What the LNHO did could be relevant to the posed question on pandemic and world politics. First, the LNHO was led by medical and public health experts, and consolidated inter-governmental and non-governmental works of these experts across the regions. Second, although the ‘International’ Sanitary Conference so far had been mainly about protecting Euro-America from ‘Asiatic diseases’, the LNHO became a channel for the experts located in Asia to voice their region-specific concerns and to get them incorporated when revising the International Sanitary Convention. Third, although colonial administrations were largely ignored as non-sovereign units in discussions on ‘hard’ issues, such as disarmament, the LNHO treated the colonial units as legitimate administrative units because: epidemic diseases knew no border, and presented an immediate danger which all administrative units, whether sovereign or not, had to deal with; imperial metropolitan governments had to leave the issue to these units.

The fund of the LNHO, largely provided by the Rockefeller Foundation, was small, and what it achieved was modest, and shared empires’ interests remained a main concern. Its power was limited, and not only pure science or humanitarianism, but also politics were integral to its
operation.

Yet, what it showed is that epidemics gave a chance for diverse actors and philanthropic foundations to work together against a global common enemy, based on latest scientific knowledge and technologies. If a pandemic cannot do so now, what would? Maybe an attack from Mars?

 

Ayşe Zarakol, Reader in International RelationsUniversity of Cambridge

Even if the worst comes to pass, the COVID19 pandemic will be dwarfed by historical pandemics such as the Plague of Justinian or the Black Death.
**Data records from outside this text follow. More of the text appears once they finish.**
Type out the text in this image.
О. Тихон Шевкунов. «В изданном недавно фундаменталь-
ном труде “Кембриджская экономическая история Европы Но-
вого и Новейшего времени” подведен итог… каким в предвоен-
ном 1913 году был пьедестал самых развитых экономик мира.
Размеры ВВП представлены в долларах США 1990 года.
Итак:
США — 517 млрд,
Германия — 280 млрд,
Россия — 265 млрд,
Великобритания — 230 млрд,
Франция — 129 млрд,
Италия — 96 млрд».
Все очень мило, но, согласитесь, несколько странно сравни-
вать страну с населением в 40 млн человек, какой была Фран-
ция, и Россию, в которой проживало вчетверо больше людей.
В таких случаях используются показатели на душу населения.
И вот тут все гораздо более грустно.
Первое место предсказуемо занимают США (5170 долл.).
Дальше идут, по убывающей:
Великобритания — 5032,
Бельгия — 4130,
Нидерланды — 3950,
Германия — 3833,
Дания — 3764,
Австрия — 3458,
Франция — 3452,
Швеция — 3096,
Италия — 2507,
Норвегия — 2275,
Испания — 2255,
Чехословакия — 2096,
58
In the past, pandemics were both more common and more devastating. Especially after the fourteenth century, epidemics were a nearly constant fact of life in most parts of the world, in the aftermath of what has been called the Chinggisid Exchange bridging Europe and Asia, and the Colombian Exchange bridging Eurasia, Africa and the Americas. Dynamics that facilitate the interaction and transmission of people and the goods across continents also do the same for disease.

Perhaps because epidemics are so common in the early modern era, in IR we have not properly explored what impact—if any— they have had on international orders. There is a longstanding argument that one of the facilitators of the transition out of feudalism was the steep demographic decline caused by the Black Death. But even this needs to be re-explored: we now know that many European crises had their contemporary corollaries in Asia, but often with different outcomes for the political and economic systems there. Hopefully, the COVID19 pandemic will gives us the impetus to revisit some of these periods across Eurasia with a more comparative perspective.

Also of interest is the relationship between disease management and international institutions. To the extent that our current international order can be traced back to the nineteenth century, we owe something of its existence to the need to manage the various diseases of the nineteenth century without completely disrupting trade. International sanitary conferences make an important part of the fabric of that period, and they have been mostly neglected by IR.

Taking the long view, one could observe that by the nineteenth century, humanity’s relationship with disease had become overwhelmingly institutional in nature rather than structural. Earlier episodes of pandemics had a discernible impact only when their demographic damage was so large as to undermine existing social, economic and political structures. They were not managed but endured like any other disaster. However, we now see diseases as something that can be not only cured but possibly eliminated, and thus their legacy lies primarily in the institutions we install to deal with them. I think COVID19 will fit this rule as well – when all is said and done, its main legacy will be in the new policies we design.